Emilio Portaluppi
Emilio Ilario Giuseppe Portaluppi was one of the last remaining Italian survivors of the sinking of the Titanic and one of only 14 male Second Class passengers to survive the disaster.
Emilio Ilario Gisueppe Portaluppi was born on October 15, 1881 at Arcisate, a village a few kilometers north of Varese in Italy. His father was Carlo Portaluppi and his mother was Giuseppina Perlatti.
Early life and career[]
He grew up working with stone, and did not hesitate to follow the path that was created by the hundreds of migrants from Valceresio.
Portaluppi sailed from Genoa and arrived in America on March 15, 1903. He went to Barre, Vermont (USA), an important city because of the granite in 1903. His technical and artistic talent led him to Milford, New Hampshire. Decritto was as a sculptor more than a stonemason. At some point he emerged at the Tonella & Sons Granite and Manufacturing Company, a company specializing in funerary monuments of all kinds, but was also specialized in paving and stone sculptures.
Shortly after arriving in Milford, he married Enrichetta Bessoni, a young woman from his hometown in Italy. It is a possibility that she made the trip to America with him. She gave birth to a daughter, Ines.
In 1910 Emilio and his wife separated. Mother and daughter returned to Italy.
With his reputation growing, he was hired to work on the symbolic reliefs for the New York Stock Exchange Building and on the restoration of the Astor’s Beechwood Mansion in Newport, Rhode Island. It was where he met John Jacob Astor IV and Madeleine, his wife. It seemed Emilio, who had just broken up with his wife, took a liking in Madeleine.
In April 1911 he traveled to Italy for family business.
Titanic[]
In the spring of 1912 he decided to return to America and bought a Second Class ticket for the Maiden Voyage of the Titanic. He embarked at Cherbourg. He was 30 years old at the time. Since he knew the Astors well, it seems likely that they invited him to come along on Titanic, and even sat at dinner with them in First Class despite him being in Second Cabin. There was a wish to hire him to create some statues for their Newport villa.
On the night of April 14 he went to bed early. He was awakened by a tremendous shock, caused by the collision with the iceberg, while Emilio thaught it was perhaps a boiler explosion. Another thought that occured to him was that they already docked at the pier in New York. He went up on deck where he did not notice anything strange, but felt that something must have happened. He returned to his cabin, got dressed and went back on deck just as they lowered lifeboat 14.
How he survived the sinking and how he escaped the sinking ship, is not certain. Plenty of different stories exist. In some interivew Portaluppi claimed to have fallen accidentally into the sea and have swum for at least two hours before being rescued by a lifeboat. In another story he was diving from 20 feet into the water. After he had been swimming in the icy waters for some time, Lady Astor saw him from lifeboat 14 and pleaded the sailors to rescue him. This version already very doubtful, because Madeleine was lifeboat 4.
One version even had him getting on a lifeboat dressed as a woman because he was listed as Mrs. Portaluppi on the list of survivors. We will never know the truth. It is possible that he managed to simply board a lifeboat and that he made up everything.
Regardless of what was true, the newspapers gave ample space to his story and put the emphasis on emotional trauma created by the sinking of the ship, the tragedy of hundreds of people floating in the water, the loss of life and the survivors in the boats who weren’t sure if they would be saved.
Later life[]
Following the tragedy, Portaluppi made a claim for the loss of a photograph of Garibaldi which he valued at no less than $ 3,000.

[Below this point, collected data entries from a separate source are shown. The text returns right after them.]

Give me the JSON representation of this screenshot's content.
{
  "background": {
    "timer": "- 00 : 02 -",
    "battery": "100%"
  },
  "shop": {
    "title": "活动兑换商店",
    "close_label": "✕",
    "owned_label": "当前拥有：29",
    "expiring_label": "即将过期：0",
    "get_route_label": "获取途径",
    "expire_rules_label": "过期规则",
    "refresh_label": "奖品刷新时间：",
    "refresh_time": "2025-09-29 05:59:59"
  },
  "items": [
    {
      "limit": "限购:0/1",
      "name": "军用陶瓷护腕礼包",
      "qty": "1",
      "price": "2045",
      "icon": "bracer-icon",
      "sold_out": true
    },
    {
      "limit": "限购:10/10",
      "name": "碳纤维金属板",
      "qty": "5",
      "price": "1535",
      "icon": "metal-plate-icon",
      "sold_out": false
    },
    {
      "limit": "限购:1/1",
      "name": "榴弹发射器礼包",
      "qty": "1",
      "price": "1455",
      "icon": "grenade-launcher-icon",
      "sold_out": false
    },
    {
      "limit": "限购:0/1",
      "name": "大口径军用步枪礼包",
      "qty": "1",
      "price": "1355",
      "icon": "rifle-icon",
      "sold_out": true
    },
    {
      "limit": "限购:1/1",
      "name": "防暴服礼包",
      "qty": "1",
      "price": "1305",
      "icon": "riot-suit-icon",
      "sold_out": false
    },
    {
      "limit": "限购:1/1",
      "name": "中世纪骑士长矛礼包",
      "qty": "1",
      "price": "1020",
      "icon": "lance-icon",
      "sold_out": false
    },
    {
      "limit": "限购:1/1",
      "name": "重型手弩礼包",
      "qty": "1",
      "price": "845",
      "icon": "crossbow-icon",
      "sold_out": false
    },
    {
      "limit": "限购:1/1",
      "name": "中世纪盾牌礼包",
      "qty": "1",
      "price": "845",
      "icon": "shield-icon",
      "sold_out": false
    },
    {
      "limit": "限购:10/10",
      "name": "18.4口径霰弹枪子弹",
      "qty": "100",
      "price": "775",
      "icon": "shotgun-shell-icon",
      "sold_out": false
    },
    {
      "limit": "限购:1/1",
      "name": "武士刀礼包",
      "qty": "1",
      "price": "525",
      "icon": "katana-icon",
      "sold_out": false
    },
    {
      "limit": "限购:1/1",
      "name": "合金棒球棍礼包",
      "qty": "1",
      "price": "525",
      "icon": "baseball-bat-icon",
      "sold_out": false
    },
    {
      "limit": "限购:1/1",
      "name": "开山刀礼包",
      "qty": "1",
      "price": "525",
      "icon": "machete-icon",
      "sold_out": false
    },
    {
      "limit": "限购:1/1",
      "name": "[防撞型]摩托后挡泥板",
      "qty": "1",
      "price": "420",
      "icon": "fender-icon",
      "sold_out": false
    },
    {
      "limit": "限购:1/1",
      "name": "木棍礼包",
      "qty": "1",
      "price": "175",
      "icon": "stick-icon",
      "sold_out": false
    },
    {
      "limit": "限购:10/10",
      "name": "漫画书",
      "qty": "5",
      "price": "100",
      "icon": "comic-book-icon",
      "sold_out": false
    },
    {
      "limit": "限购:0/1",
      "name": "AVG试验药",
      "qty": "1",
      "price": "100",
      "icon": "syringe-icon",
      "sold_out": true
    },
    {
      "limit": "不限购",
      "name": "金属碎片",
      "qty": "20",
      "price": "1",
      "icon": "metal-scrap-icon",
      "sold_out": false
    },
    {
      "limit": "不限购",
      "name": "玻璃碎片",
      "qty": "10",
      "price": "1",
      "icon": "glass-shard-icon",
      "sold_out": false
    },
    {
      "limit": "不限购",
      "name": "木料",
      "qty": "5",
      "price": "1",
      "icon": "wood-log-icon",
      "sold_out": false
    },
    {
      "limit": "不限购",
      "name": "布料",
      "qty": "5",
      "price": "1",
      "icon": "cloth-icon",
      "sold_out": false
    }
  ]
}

The fear of water did not stop him in 1914 to resume taking voyages when trying to return to Italy, where he took part in the Italian Army during the First World War.
In 1919 he was in the United States, in Passaic, New Jersey. He frequently travelled between the U.S. and Italy because of problems with citizenship and family. Every year on April 15, a big dinner was organized when they were invited by authorities and journalists.
In 1938 he worked for A. Farranda & Son in Woodside, New York. and lived in Brooklyn. He visited Italy many times and had two marriages. He made a last trip to Italy in 1965 at 85 on board the steamer SS Christopher Columbus.
This was the last one, after that, he permanently spent the last years in Arcisate beside his daughter and her family. Emilio Portaluppi was 90 years old when he died on June 18 , 1974.